А в «Мерседесе» затянулась пауза, наконец Станислав сказал:
– Ситуация в целом нормальная, хотя бы потому, что движемся мы в правильном направлении. Захоронение здесь, и Полоз фигура не из последних. А нам необходима первая. Я сегодня уж было решил, что увидел ее и что все становится на свои места, но после долгих раздумий понял – ошибаюсь. Мой человек – фигура, безусловно, играющая, но не главная.
– Не секрет? – спросил Гуров равнодушно, хотя его и разбирало любопытство.
– Если будешь со мною хитрить, не скажу.
– Да я не хитрю, боюсь сглазить! – изображая искренность, Гуров даже схватил себя за лацканы пиджака.
– Снова врешь… Ты, Лева, безнадежен. Но скажу, так как, во-первых, люблю тебя, во-вторых, нужен совет.
– Переставим местами, и я тебя слушаю.
– Вагин Борис Иванович, он стоял рядом с местным подполковником, как его… Суворовым. Устрица, которая с нами в одно время в МУРе работала. Так вот, я с Борисом пахал еще в райотделе, до МУРа, до несчастного дня, когда попал к тебе в группу и ты тыркал меня носом во все нехорошее.

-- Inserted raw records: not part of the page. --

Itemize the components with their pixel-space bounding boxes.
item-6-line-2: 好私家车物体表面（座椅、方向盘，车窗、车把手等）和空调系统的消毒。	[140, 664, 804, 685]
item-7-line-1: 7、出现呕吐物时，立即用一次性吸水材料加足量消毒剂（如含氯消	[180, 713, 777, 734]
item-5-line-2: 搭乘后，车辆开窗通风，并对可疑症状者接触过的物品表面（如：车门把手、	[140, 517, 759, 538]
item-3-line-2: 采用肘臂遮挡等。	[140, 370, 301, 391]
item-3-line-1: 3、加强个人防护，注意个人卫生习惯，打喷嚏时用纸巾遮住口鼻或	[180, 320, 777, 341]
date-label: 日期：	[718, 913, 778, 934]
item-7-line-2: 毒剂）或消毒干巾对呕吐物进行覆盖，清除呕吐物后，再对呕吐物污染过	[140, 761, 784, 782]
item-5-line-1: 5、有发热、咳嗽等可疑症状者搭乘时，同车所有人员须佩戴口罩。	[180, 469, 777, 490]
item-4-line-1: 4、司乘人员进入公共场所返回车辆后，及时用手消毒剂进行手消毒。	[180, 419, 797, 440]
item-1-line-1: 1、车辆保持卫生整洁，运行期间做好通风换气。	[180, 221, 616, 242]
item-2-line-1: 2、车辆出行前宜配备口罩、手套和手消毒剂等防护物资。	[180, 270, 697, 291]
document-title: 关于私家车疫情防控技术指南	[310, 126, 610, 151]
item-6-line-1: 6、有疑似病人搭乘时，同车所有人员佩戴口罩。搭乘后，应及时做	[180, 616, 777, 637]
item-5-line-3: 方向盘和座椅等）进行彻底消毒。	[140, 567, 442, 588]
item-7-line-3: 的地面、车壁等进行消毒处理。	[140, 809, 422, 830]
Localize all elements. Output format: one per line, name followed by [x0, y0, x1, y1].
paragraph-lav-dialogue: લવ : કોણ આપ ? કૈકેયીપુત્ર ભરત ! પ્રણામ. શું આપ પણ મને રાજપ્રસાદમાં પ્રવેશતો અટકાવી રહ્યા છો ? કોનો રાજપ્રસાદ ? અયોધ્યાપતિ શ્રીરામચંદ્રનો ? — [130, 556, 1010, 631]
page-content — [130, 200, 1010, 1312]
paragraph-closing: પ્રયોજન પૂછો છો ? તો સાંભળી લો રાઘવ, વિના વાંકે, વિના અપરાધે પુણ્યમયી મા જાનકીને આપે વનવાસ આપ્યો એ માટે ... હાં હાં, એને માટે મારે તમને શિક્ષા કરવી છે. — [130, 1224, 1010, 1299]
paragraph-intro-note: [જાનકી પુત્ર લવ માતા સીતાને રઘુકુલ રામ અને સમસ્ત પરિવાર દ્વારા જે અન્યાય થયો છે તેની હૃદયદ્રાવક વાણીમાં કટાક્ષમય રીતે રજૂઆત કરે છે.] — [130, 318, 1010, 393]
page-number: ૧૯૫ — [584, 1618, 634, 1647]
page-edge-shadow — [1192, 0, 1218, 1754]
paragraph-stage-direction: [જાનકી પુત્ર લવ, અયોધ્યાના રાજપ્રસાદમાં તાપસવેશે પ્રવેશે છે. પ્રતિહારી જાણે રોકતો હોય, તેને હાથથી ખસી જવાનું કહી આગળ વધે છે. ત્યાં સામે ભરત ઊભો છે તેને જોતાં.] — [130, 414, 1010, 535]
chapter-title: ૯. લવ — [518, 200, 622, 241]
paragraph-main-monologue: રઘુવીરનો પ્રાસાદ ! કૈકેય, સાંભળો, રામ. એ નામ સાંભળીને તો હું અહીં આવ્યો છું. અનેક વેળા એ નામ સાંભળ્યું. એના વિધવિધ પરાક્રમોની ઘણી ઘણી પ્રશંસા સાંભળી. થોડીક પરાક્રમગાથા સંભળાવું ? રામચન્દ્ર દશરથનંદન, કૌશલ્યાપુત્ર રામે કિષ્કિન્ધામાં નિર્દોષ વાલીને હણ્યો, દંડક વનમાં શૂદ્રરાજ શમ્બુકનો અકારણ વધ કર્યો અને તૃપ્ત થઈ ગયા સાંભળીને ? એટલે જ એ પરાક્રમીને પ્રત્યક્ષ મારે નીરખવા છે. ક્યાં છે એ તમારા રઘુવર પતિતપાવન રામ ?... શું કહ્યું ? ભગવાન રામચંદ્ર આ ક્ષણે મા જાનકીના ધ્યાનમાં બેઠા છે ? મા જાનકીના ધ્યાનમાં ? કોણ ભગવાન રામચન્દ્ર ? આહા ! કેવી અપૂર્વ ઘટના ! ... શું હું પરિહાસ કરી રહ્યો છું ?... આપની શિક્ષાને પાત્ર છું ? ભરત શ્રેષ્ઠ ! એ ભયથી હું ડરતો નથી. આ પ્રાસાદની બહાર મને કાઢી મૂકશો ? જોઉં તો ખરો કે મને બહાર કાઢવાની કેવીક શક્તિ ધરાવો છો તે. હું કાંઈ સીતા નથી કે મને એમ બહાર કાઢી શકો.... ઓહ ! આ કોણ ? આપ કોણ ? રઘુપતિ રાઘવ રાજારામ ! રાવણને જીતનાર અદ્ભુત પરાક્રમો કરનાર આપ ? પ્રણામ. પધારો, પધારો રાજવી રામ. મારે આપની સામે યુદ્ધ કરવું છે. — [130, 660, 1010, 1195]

– Я тебя внимательно слушаю.
– Жизнь Бориса – сплошная трагедия. Талантливый сыщик, без пяти минут начальник ОУР, и вдруг запил. Не то чтобы выпил не вовремя, а запил по-черному. Его понижали до участкового, восстанавливали, таскали по врачам, держали в стационаре. Борис старше тебя на четыре года, значит, сегодня ему сорок шесть, он старший опер, коли не болезнь, давно был бы генералом.
Я тебе, понятно, с чужих слов рассказываю, поскольку сам, как ушел из района, Бориса не видел. Но у него были поклонники, как у Боброва или Стрельцова. И я в клубе тоже состоял. Пять лет назад позвонили, едва уж не пригласили на похороны. Все, говорят, водка его съела. Оказалось, нет, поторопились, попал Борька к какому-то хитрому доктору, и тот Вагина вытащил. Мне рассказывали, что он до магазина уже дойти не мог.
Пришел в кадры, там разговаривать не хотят. Но остался один генерал, ребята его разыскали, который Бориса Вагина помнил, ну и восстановили его в милиции постовым. Через год стал участковым, теперь старший опер, пьет только чай и боржом.
Когда мы сегодня приехали, он стоял с другим опером и этим… сам знаешь. Ты к ним подошел, а я к трупу, врачу и следователю.
Борька так меня и не узнал, а я умышленно ему на глаза не показывался. Думаю, был талантливый сыщик, спился, да восстал из пепла, столько лет прошло. Кто знает, что он сегодня за человек? Помнишь, третьего дня мы с тобой говорили, в деле нет-нет, да оперативник чувствуется?
– Все помню, Станислав, – сказал Гуров. – До данного момента ты был строг и логичен. А почему развернулся?
– Понимаешь, вспомнил я, что в расцвете славы Борис Вагин выговор от начальства получил. Да не устный, а как положено, с занесением и прочее. Знаешь, за что? Мы шли группу опасную брать. Конечно, не сегодняшние времена, но и тогда нас порой убивали. Так Борис без оружия пошел, а старшим был и дверь в подвал выбивал. Какая-то сука накапала, Борьку на ковер. Вместо того чтобы плести о нервах, возбуждении и прочем, он и заявил, что в человека стрелять не обучен. Шуму было, до Петровки дошло, потом замяли, а Борьке выговорешник впаяли.